Amerykańscy policjanci zatrzymali 40-letniego mężczyznę, który strzelał do samochodów przejeżdżających w pobliżu jego domu. Pociski trafiły samochód, w którym na wakacje jechał ojciec z ośmioletnim synem. Chłopiec został trafiony w szyję. W szpitalu stwierdzono jego zgon - informuje NBC News. Do tragedii doszło w Karolinie Południowej.
Napastnik zaczął strzelać do przejeżdżających samochodów najpierw przez okno swojego domu, a potem z tarasu. Oddał kilka strzałów w kierunku samochodu osobowego, w którym jechał ojciec z synem.
Mężczyzna został trafiony w nogę, jego życiu nie zagraża niebezpieczeństwo.
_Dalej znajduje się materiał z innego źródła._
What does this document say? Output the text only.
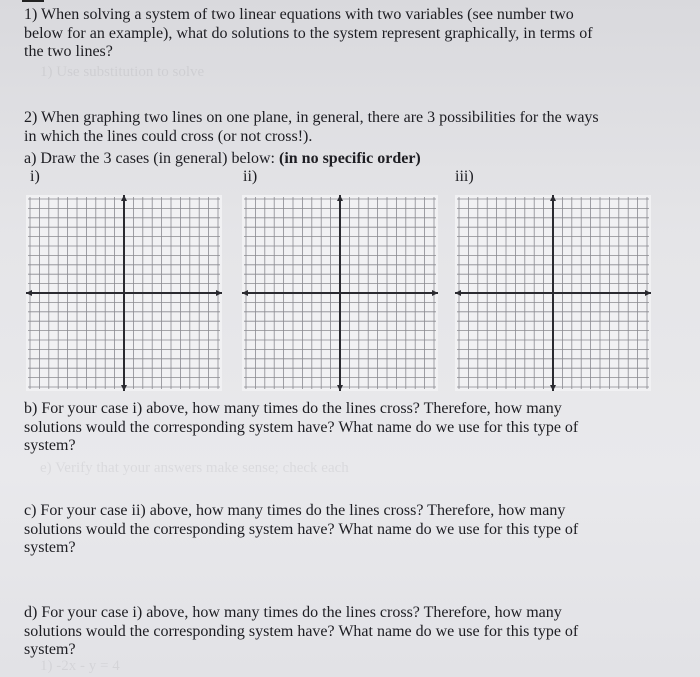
1) When solving a system of two linear equations with two variables (see number two
below for an example), what do solutions to the system represent graphically, in terms of
the two lines?

1) Use substitution to solve

2) When graphing two lines on one plane, in general, there are 3 possibilities for the ways
in which the lines could cross (or not cross!).

a) Draw the 3 cases (in general) below: (in no specific order)

i)	ii)	iii)

b) For your case i) above, how many times do the lines cross? Therefore, how many
solutions would the corresponding system have? What name do we use for this type of
system?

e) Verify that your answers make sense; check each

c) For your case ii) above, how many times do the lines cross? Therefore, how many
solutions would the corresponding system have? What name do we use for this type of
system?

d) For your case i) above, how many times do the lines cross? Therefore, how many
solutions would the corresponding system have? What name do we use for this type of
system?

1) -2x - y = 4
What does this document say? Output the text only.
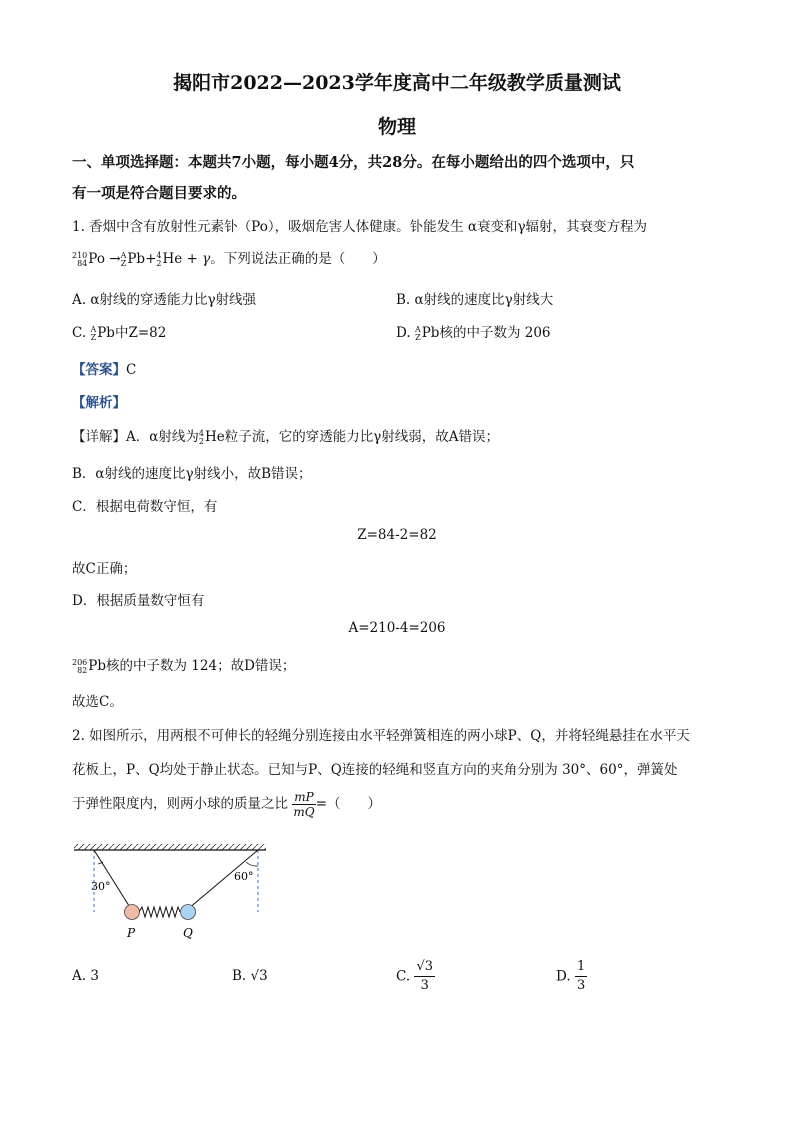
揭阳市2022—2023学年度高中二年级教学质量测试
物理
一、单项选择题：本题共7小题，每小题4分，共28分。在每小题给出的四个选项中，只
有一项是符合题目要求的。
1. 香烟中含有放射性元素钋（Po），吸烟危害人体健康。钋能发生 α衰变和γ辐射，其衰变方程为
210
84Po →A
ZPb+4
2He + γ。下列说法正确的是（　　）
A. α射线的穿透能力比γ射线强	B. α射线的速度比γ射线大
C. A
ZPb中Z=82	D. A
ZPb核的中子数为 206
【答案】C
【解析】
【详解】A．α射线为4
2He粒子流，它的穿透能力比γ射线弱，故A错误；
B．α射线的速度比γ射线小，故B错误；
C．根据电荷数守恒，有
Z=84-2=82
故C正确；
D．根据质量数守恒有
A=210-4=206
206
82Pb核的中子数为 124；故D错误；
故选C。
2. 如图所示，用两根不可伸长的轻绳分别连接由水平轻弹簧相连的两小球P、Q，并将轻绳悬挂在水平天
花板上，P、Q均处于静止状态。已知与P、Q连接的轻绳和竖直方向的夹角分别为 30°、60°，弹簧处
于弹性限度内，则两小球的质量之比 $\frac{mP}{mQ}$ =（　　）
30°
60°
P	Q
A. 3	B. √3	C. $\frac{√3}{3}$	D. $\frac{1}{3}$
Jego ośmioletniego syna, Quariusa Naqua'a Dunhama, kula trafiła jednak w szyję. Chłopiec został przetransportowany do miejscowego szpitala, ale lekarzom nie udało się go uratować - poinformowali dziennikarze.
Zatrzymany
Zabójcą jest - jak wskazało biuro szeryfa hrabstwa Florence - czterdziestoletni Charles Montgomery Allen. Mężczyzna został zatrzymany niedługo po zdarzeniu i usłyszał zarzuty zabójstwa oraz usiłowania zabójstwa. Mężczyzna - jak przekazują amerykańskie służby - wystrzelił "wiele pocisków w przypadkowe samochody". Na razie nie ustalono motywu działania sprawcy.
Szok po tragedii
Dziennikarze NBC News przekazują, że zastrzelony chłopiec był z Portsmouth w stanie New Hampshire. Chłopiec był w drodze na wakacje.
Przedstawiciele jego szkoły w opublikowanym oświadczeniu napisali, że doszło do "niewiarygodnej tragedii". Wyrazili wyrazy współczucia dla rodziny.